Social en Algérie
face à une situation grave, demain angoissante
FAUT-IL LIMITER LES NAISSANCES ?
si le problème apparait insoluble, il est essentiel de développer le sens de la responsabilité collective

par Ahmed Sefta, bachadel à la Mahakma d'Alger-sud

 

Alger-revue, printemps 1961- revue municipale- nouvel hôtel de ville- Alger
mise sur site le 11-12-2005

60 Ko / s
 
retour
 

On se plaît à dire que l'Algérie est un pays pauvre, incapable de nourrir ses habitants.
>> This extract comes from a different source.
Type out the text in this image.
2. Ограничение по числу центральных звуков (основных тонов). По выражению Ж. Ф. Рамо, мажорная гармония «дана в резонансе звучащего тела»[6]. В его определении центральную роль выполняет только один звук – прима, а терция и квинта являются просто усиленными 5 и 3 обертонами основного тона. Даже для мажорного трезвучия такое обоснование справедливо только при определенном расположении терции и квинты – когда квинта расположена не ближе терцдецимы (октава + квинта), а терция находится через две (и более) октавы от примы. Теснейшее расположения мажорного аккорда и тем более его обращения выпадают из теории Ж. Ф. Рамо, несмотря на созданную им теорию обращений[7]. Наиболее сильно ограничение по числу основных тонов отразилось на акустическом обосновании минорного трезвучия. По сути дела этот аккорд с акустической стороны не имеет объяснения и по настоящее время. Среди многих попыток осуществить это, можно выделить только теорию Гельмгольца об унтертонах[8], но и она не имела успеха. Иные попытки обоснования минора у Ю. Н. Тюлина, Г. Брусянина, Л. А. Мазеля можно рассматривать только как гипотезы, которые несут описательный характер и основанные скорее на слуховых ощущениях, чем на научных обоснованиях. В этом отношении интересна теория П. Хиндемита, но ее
Devant la poussée démographique galopante on se pose une quantité de problèmes qu'on craint d'ailleurs d'approfondir car on en redoute les inéluctables solutions. On s'effraie de l'effort gigantesque à déployer avant d'aboutir à un résultat satisfaisant. Les moyens à employer manqueraient-ils ? Les solutions à envisager feraient-elles reculer les pouvoirs publics ?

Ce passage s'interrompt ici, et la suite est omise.